I guess I don’t have to explain that Németh finds Szent-Iványi’s criticism unfair and biased. As he put it, the book shows “Hungarian foreign policy reflected in a distorted mirror.” I would have been interested to know what distortions Németh found in the book, but we didn’t get a direct answer. Instead, he complained about the lack of coverage of the “nemzetpolitika” (national policy), which concerns itself with minority rights of Hungarians living in the neighboring countries. This issue seems to be central to what sets the two sides apart. Németh, a Hungarian nationalist with close ties to Transylvania, is convinced that the basic treaties Hungary signed with neighboring countries before the country could join the European Union and NATO “sacrificed the interests of the Hungarian minorities on the altar of integration.” It is hard for a person to be an atlantist if he looks upon integration as something inherently injurious to national interests, since integration is part and parcel of Atlanticism.

Zsolt Németh

This initially theoretical discussion of minority rights quickly moved to Ukrainian-Hungarian relations, where the Orbán government is subordinating essential global foreign policy initiatives of the Atlantic alliance to “national policy” considerations when it blocks NATO-Ukraine council meetings. Németh admits that much when he claims that “Hungary has no other instrument” at its disposal. At the same time he insists that Hungarian policy toward Ukraine “has nothing to do with Vladimir Putin and the kind of manipulation and diversionary tactics the Russian government practices.” One must take this last claim with a grain of salt.

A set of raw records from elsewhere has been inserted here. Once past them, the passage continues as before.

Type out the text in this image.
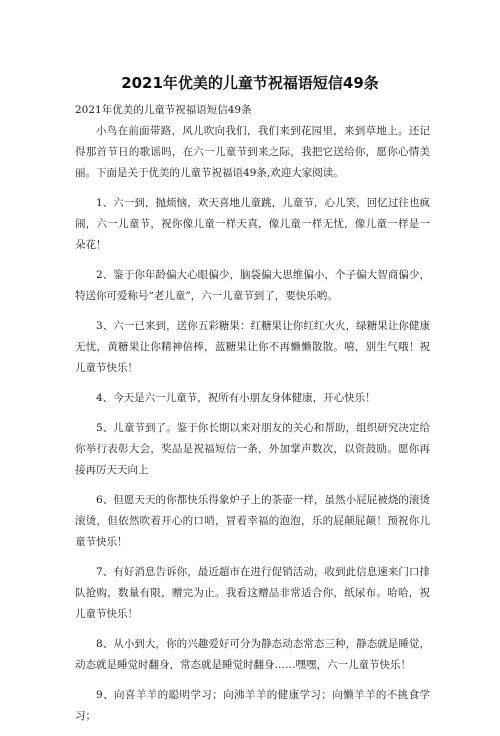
2021年优美的儿童节祝福语短信49条

2021年优美的儿童节祝福语短信49条

小鸟在前面带路，风儿吹向我们，我们来到花园里，来到草地上。还记得那首节日的歌谣吗，在六一儿童节到来之际，我把它送给你，愿你心情美丽。下面是关于优美的儿童节祝福语49条,欢迎大家阅读。

1、六一到，抛烦恼，欢天喜地儿童跳，儿童节，心儿笑，回忆过往也疯闹，六一儿童节，祝你像儿童一样天真，像儿童一样无忧，像儿童一样是一朵花！

2、鉴于你年龄偏大心眼偏少，脑袋偏大思维偏小，个子偏大智商偏少，特送你可爱称号“老儿童”，六一儿童节到了，要快乐哟。

3、六一已来到，送你五彩糖果：红糖果让你红红火火，绿糖果让你健康无忧，黄糖果让你精神倍棒，蓝糖果让你不再懒懒散散。嘻，别生气哦！祝儿童节快乐！

4、今天是六一儿童节，祝所有小朋友身体健康，开心快乐！

5、儿童节到了。鉴于你长期以来对朋友的关心和帮助，组织研究决定给你举行表彰大会，奖品是祝福短信一条，外加掌声数次，以资鼓励。愿你再接再厉天天向上

6、但愿天天的你都快乐得象炉子上的茶壶一样，虽然小屁屁被烧的滚烫滚烫，但依然吹着开心的口哨，冒着幸福的泡泡，乐的屁颠屁颠！预祝你儿童节快乐！

7、有好消息告诉你，最近超市在进行促销活动，收到此信息速来门口排队抢购，数量有限，赠完为止。我看这赠品非常适合你，纸尿布。哈哈，祝儿童节快乐！

8、从小到大，你的兴趣爱好可分为静态动态常态三种，静态就是睡觉，动态就是睡觉时翻身，常态就是睡觉时翻身……嘿嘿，六一儿童节快乐！

9、向喜羊羊的聪明学习；向沸羊羊的健康学习；向懒羊羊的不挑食学习；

But Németh goes even further. He objects to any relationship between NATO and Ukraine because “the debate is about Ukrainian democracy and the rule of law.” At this point András Stumpf, the moderator, said that Orbán’s Hungary is the last country that should raise the issue of the rule of law after the Sargentini Report, the treatment of Central European University, or the asylum given to Mikola Gruevski. This was obviously a sensitive topic, which Németh tried to avoid. He never countered Stumpf’s charge of a Hungarian “democracy deficit.” Instead, he complained that Szent-Iványi misidentifies Fidesz as a far-right party and equates present-day Hungary with Poland. He portrays Hungary as a country that shows no solidarity, “as if we endanger European unity.” It is an oversimplification, Németh said, to describe the situation as divided into two camps: the federalist and “us with our delirious ideas about sovereignty…. There is a third possibility,” which apparently Fidesz follows. At least this is Németh’s claim.

At that point the conversation moved to Fidesz’s place on the ideological spectrum of parties and movements in Europe. Szent-Iványi pointed out that far-right camp is wide and that “Fidesz has become a relative of AfD, Le Pen, and Austrian Chancellor Kurz.” That must have hurt because Németh kept returning to the subject, claiming that the politicians of these far-right parties might hold Viktor Orbán up as an exemplar but that the Fidesz leaders have nothing to do with them. How many cases can we cite when Orbán glowingly talked about the Austrian Freedom Party’s Heinz-Christian Strache, Matteo Salvini, head of the Northern League, or Geert Wilders of the Dutch Party of Freedom?

The final topic of conversation was Gruevski’s escape from Macedonia with Hungarian assistance. Németh’s argument was that Gruevski was very helpful in stanching the flow of migrants heading toward Hungary, which is blatantly untrue. When it came to the question of why it was in Hungary’s interest to abet the escape of a man who opposed settling the issue of Macedonia’s name for the sake of integration, Németh couldn’t answer. Saying that Orbán “stood up for the rights of his friend” is surely not an adequate reply from a man who is supposedly steeped in the intricacies of foreign policy and diplomacy.

After this discussion, I came to the conclusion that Németh’s claim to be an ardent atlantist was most likely never true. He is a man for whom “Hungarians first” trumps every other consideration. (And yes, the pun was intentional.)